Financing Cash Flows indicate the repayment of debt. As debt is reduced, the interest cost associated with it will decrease as well.
If expenses decrease then this will have a positive effect on Net Profit.
In terms of cash management, explain one reason why the owner should not be
overly concerned that Busy Bytes suffered a cash deficit for the year ended 30 June
2016.
There is a positive net operating cash flow that indicates that the business is quite capable of meeting its normal day-to-day payments as well as the investing and financing activities of the business. The business only went into overdraft this period due to the purchase of the shop fittings, which it did without seeking finance.
Referring to the information provided, explain two reasons that might explain why
Busy Bytes was able to earn a profit despite suffering a cash deficit in the year ended
30 June 2016.
Loan repayment is a cash payment but not an expense. Therefore, it decreases cash at bank but has no effect on Net Profit.
Purchase of shop fittings is a cash payment but not an expense. Therefore, it decreases cash at bank but has no effect on Net Profit.

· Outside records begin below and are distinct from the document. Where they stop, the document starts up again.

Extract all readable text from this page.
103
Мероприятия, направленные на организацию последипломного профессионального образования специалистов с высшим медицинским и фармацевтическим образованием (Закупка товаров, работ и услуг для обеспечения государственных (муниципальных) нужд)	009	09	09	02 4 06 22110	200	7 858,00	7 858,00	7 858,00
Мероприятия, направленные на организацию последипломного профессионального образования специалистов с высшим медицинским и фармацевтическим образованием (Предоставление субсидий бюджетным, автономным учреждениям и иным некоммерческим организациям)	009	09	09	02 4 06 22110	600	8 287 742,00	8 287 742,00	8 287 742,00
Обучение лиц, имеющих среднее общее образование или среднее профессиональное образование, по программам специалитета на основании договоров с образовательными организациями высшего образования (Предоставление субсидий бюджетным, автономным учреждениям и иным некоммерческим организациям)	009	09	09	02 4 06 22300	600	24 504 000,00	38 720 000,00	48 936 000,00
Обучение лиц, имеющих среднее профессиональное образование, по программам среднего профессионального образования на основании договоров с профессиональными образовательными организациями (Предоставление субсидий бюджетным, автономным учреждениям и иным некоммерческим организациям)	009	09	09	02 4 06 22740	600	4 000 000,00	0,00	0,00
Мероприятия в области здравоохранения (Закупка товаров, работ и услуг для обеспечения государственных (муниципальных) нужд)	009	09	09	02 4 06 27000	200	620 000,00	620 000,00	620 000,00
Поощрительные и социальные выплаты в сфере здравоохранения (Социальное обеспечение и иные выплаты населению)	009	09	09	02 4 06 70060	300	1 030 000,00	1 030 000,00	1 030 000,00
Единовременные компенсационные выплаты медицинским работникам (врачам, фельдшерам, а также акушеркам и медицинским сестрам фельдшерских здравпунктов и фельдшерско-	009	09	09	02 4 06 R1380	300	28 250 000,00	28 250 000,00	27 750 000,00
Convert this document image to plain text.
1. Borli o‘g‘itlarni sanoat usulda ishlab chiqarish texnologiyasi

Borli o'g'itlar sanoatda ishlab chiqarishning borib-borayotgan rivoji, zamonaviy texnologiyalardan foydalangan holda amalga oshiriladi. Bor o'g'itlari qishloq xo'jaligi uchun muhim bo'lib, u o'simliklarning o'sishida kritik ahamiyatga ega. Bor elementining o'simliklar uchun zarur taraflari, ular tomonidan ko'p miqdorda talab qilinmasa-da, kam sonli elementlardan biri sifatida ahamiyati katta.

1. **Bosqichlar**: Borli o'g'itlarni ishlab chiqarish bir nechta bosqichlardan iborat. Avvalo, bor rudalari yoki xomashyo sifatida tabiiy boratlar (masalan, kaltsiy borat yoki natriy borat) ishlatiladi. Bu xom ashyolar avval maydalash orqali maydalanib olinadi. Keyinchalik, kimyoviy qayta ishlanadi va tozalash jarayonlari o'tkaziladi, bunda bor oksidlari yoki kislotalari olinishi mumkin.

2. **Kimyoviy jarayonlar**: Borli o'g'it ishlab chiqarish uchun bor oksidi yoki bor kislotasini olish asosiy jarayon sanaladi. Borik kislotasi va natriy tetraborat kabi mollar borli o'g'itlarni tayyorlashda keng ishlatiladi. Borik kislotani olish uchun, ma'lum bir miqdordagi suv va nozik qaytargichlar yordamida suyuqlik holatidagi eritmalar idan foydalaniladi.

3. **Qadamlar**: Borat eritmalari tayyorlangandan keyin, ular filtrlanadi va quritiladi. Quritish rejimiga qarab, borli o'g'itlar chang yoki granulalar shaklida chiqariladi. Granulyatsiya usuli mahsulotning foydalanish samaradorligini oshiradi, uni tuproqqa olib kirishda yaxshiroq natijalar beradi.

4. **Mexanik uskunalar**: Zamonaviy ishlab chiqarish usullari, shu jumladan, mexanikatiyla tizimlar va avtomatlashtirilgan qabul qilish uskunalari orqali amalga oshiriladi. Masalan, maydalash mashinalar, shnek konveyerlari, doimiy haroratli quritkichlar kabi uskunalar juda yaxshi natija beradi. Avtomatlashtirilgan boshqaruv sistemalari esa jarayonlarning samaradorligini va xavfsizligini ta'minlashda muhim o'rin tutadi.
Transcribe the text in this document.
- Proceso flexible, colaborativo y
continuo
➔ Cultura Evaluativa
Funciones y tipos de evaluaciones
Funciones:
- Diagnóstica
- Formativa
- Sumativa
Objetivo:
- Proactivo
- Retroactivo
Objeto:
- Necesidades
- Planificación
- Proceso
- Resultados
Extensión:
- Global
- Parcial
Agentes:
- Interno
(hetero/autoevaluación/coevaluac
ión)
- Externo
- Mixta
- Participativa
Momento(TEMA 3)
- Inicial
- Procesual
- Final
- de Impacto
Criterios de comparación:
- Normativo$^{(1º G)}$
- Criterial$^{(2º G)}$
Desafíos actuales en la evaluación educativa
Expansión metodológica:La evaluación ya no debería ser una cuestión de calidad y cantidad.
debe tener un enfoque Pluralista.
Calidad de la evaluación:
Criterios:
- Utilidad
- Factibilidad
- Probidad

Referring to the information provided, explain two reasons why Cracked Pepper
was able to generate a cash surplus despite suffering a Net Loss for May 2016.
Loan – NAB is a cash receipt but not a revenue. Therefore, it increases cash receipts but does not affect revenue and this improves cash at bank but has no effect on Net Profit.
GST refund is a cash receipt but not a revenue. Therefore, it increases cash receipts but does not affect revenue and this improves cash at bank but has no effect on Net Profit.
Explain why the owner should be concerned about the firm’s Operating Cash Flows
for May 2016.
There is a negative net operating cash flow that indicates that the business is not generating sufficient cash flows to meet its normal day- to-day payments. The business also is not providing cash for the investing and financing activities of the business. If the business is unable to meet its ongoing financial obligations its future as a going concern is in doubt.
Why shouldn’t Tim hire more staff
The business is unable to generate a positive net cash flow from its operating activities, indicating it cannot meet its current day-to-day obligations. The business only had an overall cash surplus due to the external borrowing of the business. The business cannot afford this additional expense at the moment.
Explain why Net Investing Cash Flows will usually be negative.
There is normally a negative net investing cash flow due to the fact that a business will normally purchase more non-current assets than it sells if it is growing. Even if it is replacing an old non-current asset, the cost of the new non-current asset will outweigh the cost of the old one that is being disposed of.
explain two reasons why Bella Rosa Tiles was
able to generate a cash surplus despite incurring a Net Loss in November 2016.
Loan – GE Finance is a cash receipt but not a revenue. Therefore, it increases cash receipts but does not affect revenue, and this improves cash at bank but has no effect on Net Profit.
Receipts from debtors was greater than credit sales for the period, and this improved cash at bank more so than Net Profit.